Penentangan yang penuh semangat dari sesi rahang mahasiswa baru sangat kontras dengan wacana sipil panitia konferensi transportasi. Itulah tantangan yang dihadapi Partai Republik di DPR. Mereka berjanji untuk merebut Washington dan mengubah sistem. Namun mereka juga harus berperan dalam konstruksi sistem. Meski begitu, mereka kini memegang kendali di DPR. Dan para pemilih mengharapkan hal-hal besar dari mereka.
Mungkin perwakilan mahasiswa baru. Raul Labrador (R-ID) menyimpulkan teka-teki ini dengan baik jika pemilih tidak melihat perubahan substansial.
“Partai Republik bisa saja mengikuti jejak partai Whig,” prediksi Labrador. “Ini akan berdampak buruk bagi Partai Republik.”

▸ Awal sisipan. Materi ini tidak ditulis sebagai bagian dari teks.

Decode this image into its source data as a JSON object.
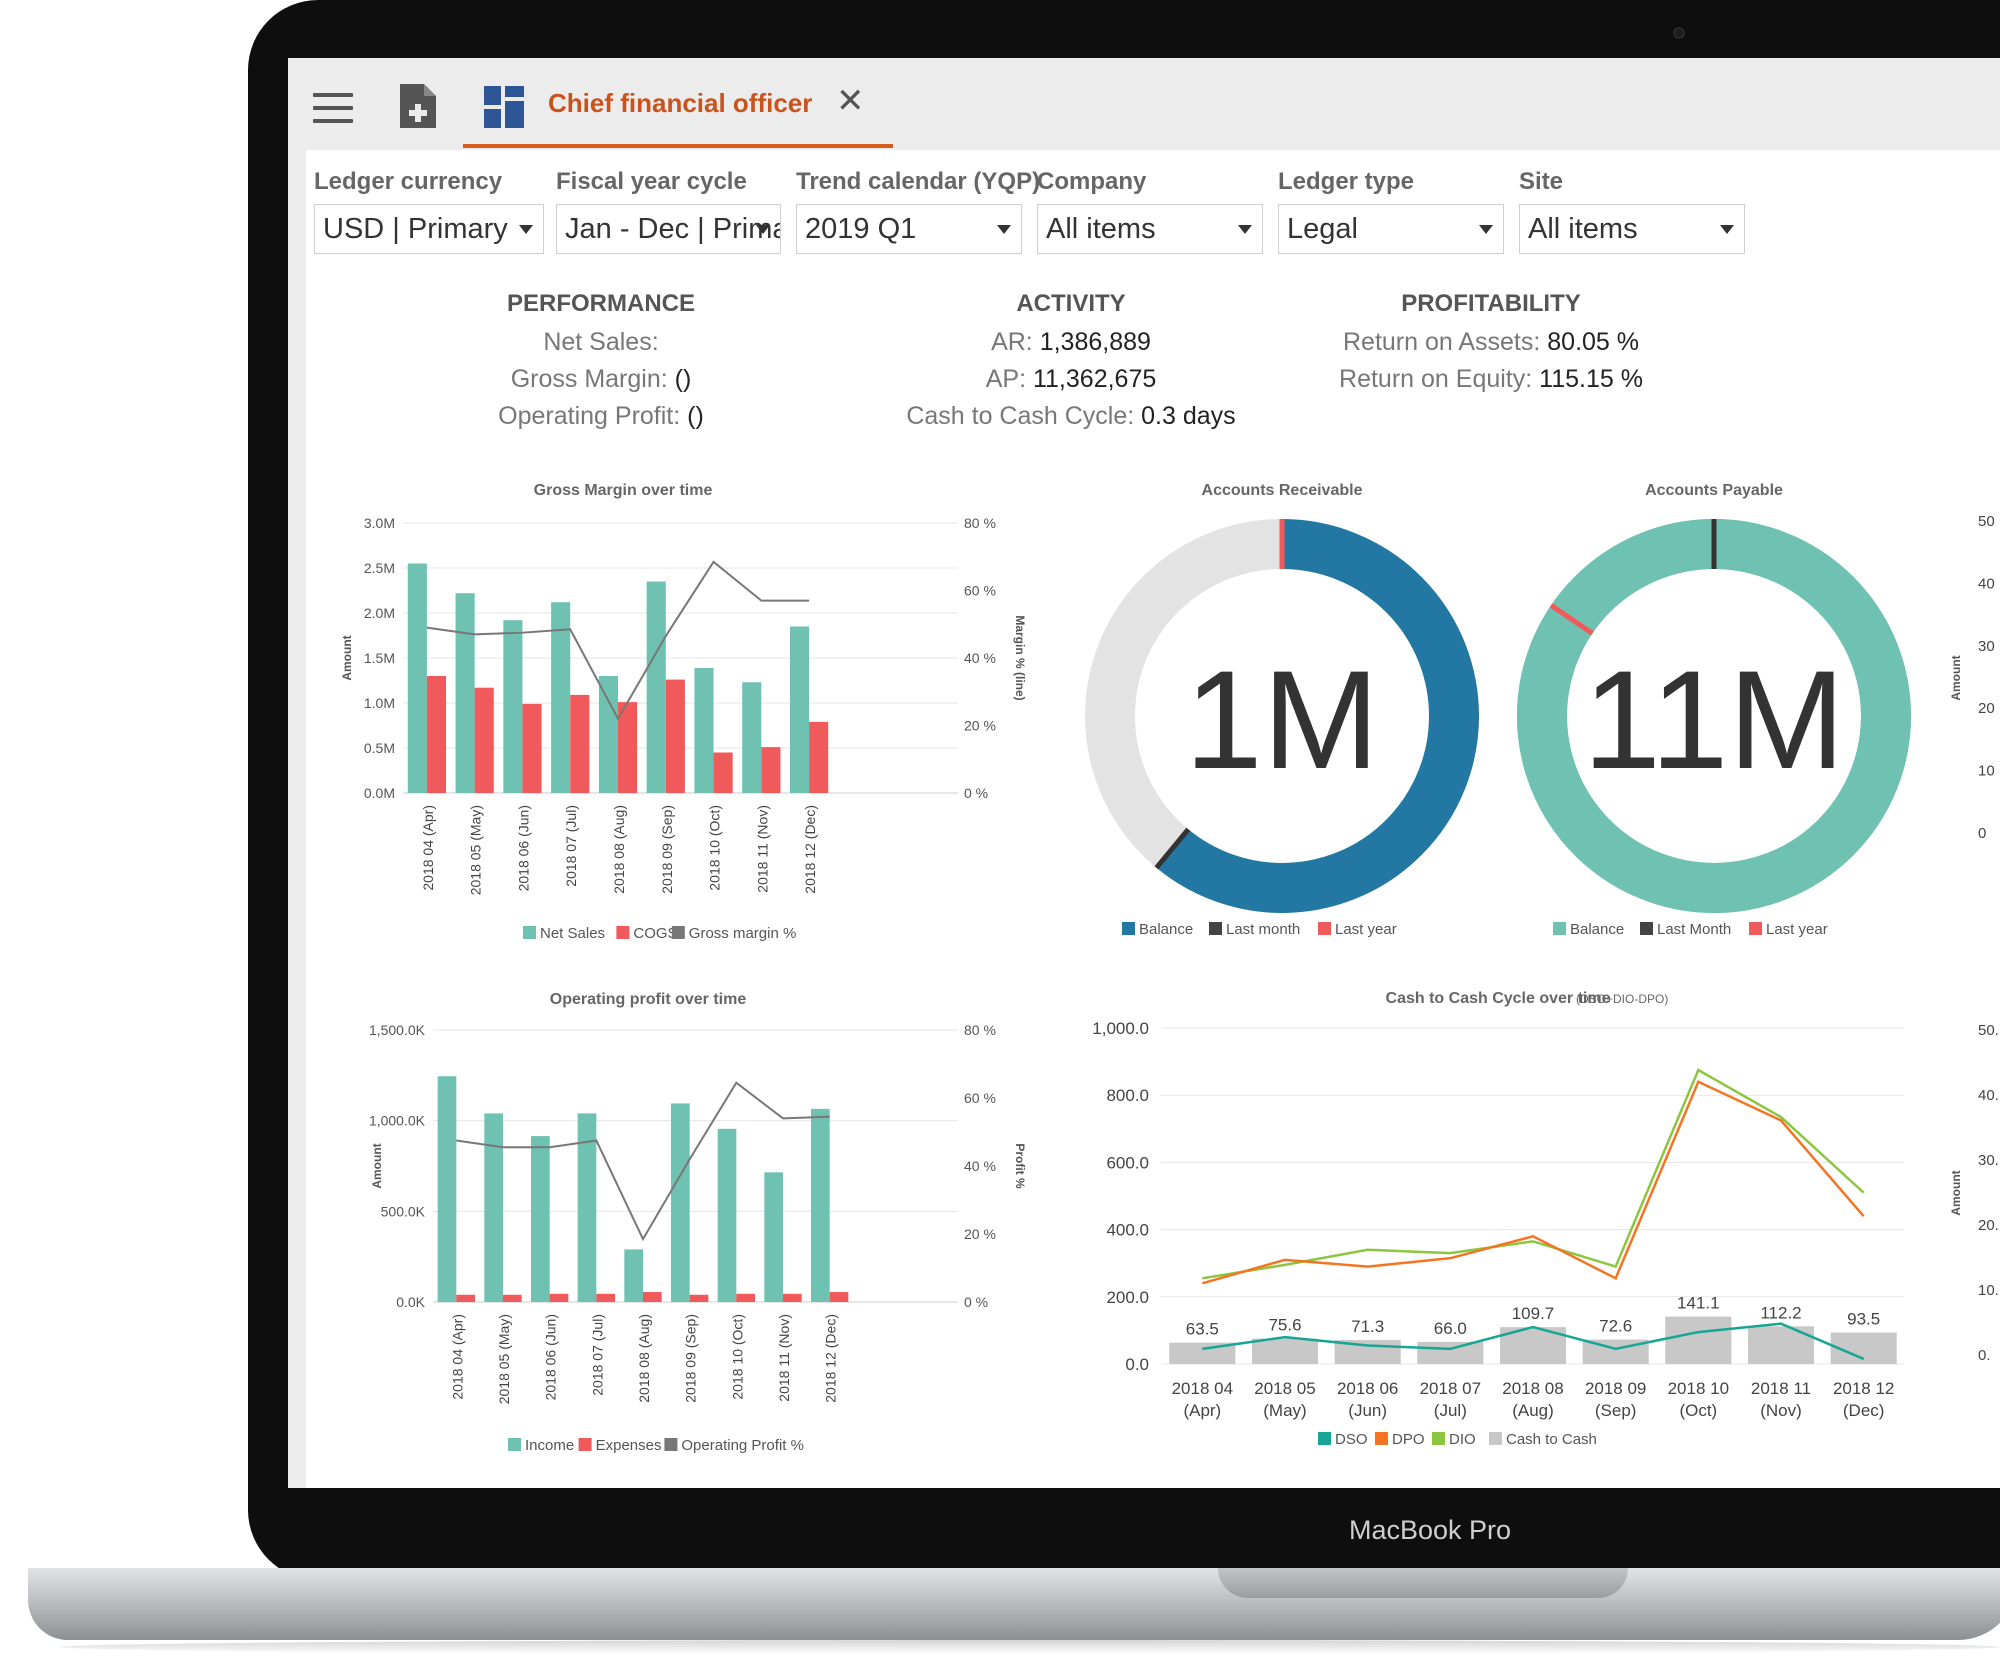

Ini masalahnya. Para pemilih yang marah mengintai tempat pemungutan suara di Amerika. Karena tidak puas, mereka memberikan penghargaan kepada Partai Demokrat pada tahun 2006 dan 2008. Yang lebih kecewa lagi, mereka beralih ke Partai Republik pada tahun 2010. Dan kini para pemilih kembali gelisah.
Berapa banyak anggota DPR dari Partai Republik yang akan memerintah bersama? Dan berapa banyak dinamit yang mereka bawa untuk meledakkan sistem tersebut?
Terlepas dari itu, semua orang fokus pada sekelompok orang di belakang ruangan, mengamati apa yang dapat mereka lakukan selanjutnya.